The Ukraine-Russia conflict also is likely to be affected by the next administration, with a greater likelihood for a negotiated settlement. While Trump will face some resistance from his own party and others, it is our view that he will be inclined to push for a negotiated settlement at the beginning of his administration when he will have significant political power.

With a negotiated settlement, it is likely that some additional Russian crude (and refined products) will return to the European market and other OECD markets; however, the magnitude will be limited by new supply patterns that have been established in response to the sanctions that have been imposed on Russian oil exports.

Macroeconomics

Trump’s trade policies will put further pressure on Europe’s economy with the threat of a 10% to 20% tariff on imports from Europe. Similarly, China is facing the threat of tariffs on its exports to the U.S that could be 60% and higher.
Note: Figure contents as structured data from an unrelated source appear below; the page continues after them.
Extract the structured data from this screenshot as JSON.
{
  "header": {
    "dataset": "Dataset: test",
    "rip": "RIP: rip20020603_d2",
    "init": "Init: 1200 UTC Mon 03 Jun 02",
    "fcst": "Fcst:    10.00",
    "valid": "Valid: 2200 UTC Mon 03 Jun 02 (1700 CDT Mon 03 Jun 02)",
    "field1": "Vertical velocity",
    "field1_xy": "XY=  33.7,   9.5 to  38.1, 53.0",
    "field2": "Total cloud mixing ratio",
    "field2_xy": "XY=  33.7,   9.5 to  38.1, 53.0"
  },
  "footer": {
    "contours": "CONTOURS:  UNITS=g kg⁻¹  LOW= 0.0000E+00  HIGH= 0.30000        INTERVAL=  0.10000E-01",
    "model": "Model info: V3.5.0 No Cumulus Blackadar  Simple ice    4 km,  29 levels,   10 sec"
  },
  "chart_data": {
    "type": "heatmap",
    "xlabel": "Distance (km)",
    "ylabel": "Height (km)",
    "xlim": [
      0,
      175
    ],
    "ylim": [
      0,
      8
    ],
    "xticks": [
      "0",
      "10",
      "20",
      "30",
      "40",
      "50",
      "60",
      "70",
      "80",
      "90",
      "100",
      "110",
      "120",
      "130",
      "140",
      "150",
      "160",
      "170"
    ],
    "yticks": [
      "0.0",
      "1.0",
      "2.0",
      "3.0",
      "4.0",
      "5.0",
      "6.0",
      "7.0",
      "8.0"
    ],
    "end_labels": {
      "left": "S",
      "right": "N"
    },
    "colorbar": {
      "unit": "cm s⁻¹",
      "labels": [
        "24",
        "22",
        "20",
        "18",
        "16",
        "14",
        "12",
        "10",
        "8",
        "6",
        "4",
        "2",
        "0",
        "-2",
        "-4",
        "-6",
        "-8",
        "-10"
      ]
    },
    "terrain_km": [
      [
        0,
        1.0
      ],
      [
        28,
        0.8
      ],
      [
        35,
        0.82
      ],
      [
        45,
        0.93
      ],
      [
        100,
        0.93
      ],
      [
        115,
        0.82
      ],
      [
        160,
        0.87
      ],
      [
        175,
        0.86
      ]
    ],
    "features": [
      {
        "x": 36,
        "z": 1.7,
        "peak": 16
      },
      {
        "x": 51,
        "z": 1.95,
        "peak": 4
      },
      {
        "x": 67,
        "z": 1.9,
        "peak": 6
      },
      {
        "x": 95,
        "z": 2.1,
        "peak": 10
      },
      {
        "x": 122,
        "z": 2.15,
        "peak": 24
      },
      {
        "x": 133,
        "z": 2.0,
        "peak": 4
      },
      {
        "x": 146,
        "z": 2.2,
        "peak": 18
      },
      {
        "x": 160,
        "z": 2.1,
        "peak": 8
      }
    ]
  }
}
While the threat of tariffs could well be a negotiating tactic, it is likely that some additional targeted tariffs will be put in place. Additionally, since the election of Trump, the U.S. dollar has appreciated. At the end of the week of the election, the U.S. Dollar Index reached 105.00. In comparison, on Sept. 26 the U.S. Dollar Index was 100.38.

One reason for the increase in the U.S. Dollar Index is the weakness in the euro, which fell from 1.1178 USD on Sept. 26 to 1.0719. The Chinese Yuan has also weakened during this time, from 7.0117 to 7.1791. While there is an ongoing debate about the ultimate effect of Trump’s tariffs policy on the dollar, at least for the short-term the stronger dollar will put downward pressure on oil prices.